Time and time again, the biggest reason why I see people falling into any sort of addiction is because their heart is closed off from receiving love and subsequently, they tend to feel unloved in this world because of it. The fact is addiction then becomes a great numbing tool for those who have closed off their hearts and constantly live feeling unloved.
I know this first hand because I lived that way for most of my life. It took me a long time to reopen my heart to the level it is now, but with that comes a great burden at times because it’s often led to me getting hurt. Yet, in the same breath, it’s also been quite rewarding as well. Case in point, in the jail meeting I run each week on Monday nights, I recently met a 19-year-old kid who confessed he can’t stop doing Percocet’s and wanted to know how he’s ever going to stop. Instead of going through the usual, “when the pain becomes great enough” spiel, or suggesting going to meetings, getting a sponsor, and doing the 12 Steps, I felt compelled to ask him about his childhood. He angrily began talking about his drug addicted mother and how his father supplied her with those drugs. When I asked if he ever felt loved by either of them, his quick response was a resounding “no.”

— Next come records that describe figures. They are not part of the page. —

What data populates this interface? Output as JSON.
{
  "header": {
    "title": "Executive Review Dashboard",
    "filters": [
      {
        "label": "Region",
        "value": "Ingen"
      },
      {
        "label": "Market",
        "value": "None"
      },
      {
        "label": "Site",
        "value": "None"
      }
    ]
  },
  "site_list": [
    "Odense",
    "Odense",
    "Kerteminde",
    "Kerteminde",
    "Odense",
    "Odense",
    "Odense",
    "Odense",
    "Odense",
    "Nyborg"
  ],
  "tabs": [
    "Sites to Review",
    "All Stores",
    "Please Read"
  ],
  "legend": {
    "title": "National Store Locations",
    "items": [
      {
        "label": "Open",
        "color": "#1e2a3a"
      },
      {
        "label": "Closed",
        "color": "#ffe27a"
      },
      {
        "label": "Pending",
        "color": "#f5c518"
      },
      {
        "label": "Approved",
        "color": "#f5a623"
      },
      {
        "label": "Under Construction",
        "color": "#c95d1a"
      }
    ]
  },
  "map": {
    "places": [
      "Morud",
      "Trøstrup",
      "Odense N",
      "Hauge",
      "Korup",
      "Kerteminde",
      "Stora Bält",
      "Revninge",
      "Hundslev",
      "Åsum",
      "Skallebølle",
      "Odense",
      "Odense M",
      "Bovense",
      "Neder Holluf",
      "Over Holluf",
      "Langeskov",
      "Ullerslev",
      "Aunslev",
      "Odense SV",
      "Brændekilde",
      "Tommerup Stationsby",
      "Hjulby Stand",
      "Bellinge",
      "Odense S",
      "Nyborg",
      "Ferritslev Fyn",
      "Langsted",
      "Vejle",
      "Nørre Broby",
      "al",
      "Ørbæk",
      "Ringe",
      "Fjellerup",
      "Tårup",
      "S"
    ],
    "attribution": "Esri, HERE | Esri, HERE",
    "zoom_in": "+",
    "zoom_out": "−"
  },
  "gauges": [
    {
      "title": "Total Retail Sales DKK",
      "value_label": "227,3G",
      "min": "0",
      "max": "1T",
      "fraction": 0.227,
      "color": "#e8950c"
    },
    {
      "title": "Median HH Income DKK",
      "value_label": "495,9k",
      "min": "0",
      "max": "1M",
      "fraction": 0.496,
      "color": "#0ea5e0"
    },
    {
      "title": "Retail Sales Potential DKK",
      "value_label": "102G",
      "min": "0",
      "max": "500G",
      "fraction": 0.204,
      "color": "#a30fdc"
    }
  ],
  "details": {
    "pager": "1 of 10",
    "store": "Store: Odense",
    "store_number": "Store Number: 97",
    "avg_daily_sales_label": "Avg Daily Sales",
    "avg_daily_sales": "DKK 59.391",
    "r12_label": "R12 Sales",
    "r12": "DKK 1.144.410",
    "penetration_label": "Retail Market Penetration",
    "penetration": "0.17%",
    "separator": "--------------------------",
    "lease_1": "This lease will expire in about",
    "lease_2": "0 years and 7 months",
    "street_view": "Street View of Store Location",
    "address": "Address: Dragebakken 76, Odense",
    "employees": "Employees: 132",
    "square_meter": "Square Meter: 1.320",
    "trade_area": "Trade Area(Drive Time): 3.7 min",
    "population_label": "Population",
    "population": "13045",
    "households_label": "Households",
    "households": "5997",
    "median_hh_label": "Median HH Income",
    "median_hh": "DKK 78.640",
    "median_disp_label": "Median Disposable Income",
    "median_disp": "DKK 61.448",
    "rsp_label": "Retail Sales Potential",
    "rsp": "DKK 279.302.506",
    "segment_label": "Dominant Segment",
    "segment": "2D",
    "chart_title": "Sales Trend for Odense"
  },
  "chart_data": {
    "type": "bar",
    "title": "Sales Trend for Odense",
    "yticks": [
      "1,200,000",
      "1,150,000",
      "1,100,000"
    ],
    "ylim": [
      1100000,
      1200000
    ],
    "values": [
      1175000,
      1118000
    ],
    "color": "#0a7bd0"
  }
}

While I didn’t know this guy whatsoever before that meeting, I knew exactly how he felt, because that’s how I grew up. As he told me the story of his passion for wrestling and how he was never quite good enough in his parents’ eyes, no matter how hard he tried to succeed in the sport he loved, I could see the anger swelling within him. It was then I looked directly in his eyes, in front of a dozen other inmates sitting around me, and said “I am so proud of you for your honesty and your desire to change, and I want you to know that I love you and you deserve to be loved. And this is the very reason why you remain broken and choose to live in your addiction day after day.” As soon as I said that, he went from being totally angry to totally crying, because I had successfully guided him to the very source of what keeps leading him back to his addiction, that being his broken childhood.
Whatever the addiction, the reality is that deep down there is a broken part of us somewhere within that keeps leading us to engage in an addiction to numb us from that part of ourselves. In this case, this 19-year-old inmate had grown up not loving himself at all because of never having been unconditionally loved to start with.
People always ask me why I do this recovery work as much as I do, and why I get so personal. Well, ultimately, it’s because I’ve learned we’re all broken somehow, especially those of us who are addicts in this world. And deep down within us is a little boy or girl who just wants to feel loved and not broken anymore.
So, it’s my hope to continuing being this vessel to help mend the broken, especially in the world of addiction. There I will keep planting those seeds of unconditional love with one goal in mind, to bring greater light into the darkness of a broken heart and soul to show them that someone out there truly does give a damn about themselves, until they can give a damn about themselves and walk the path along my side of sobriety and recovery.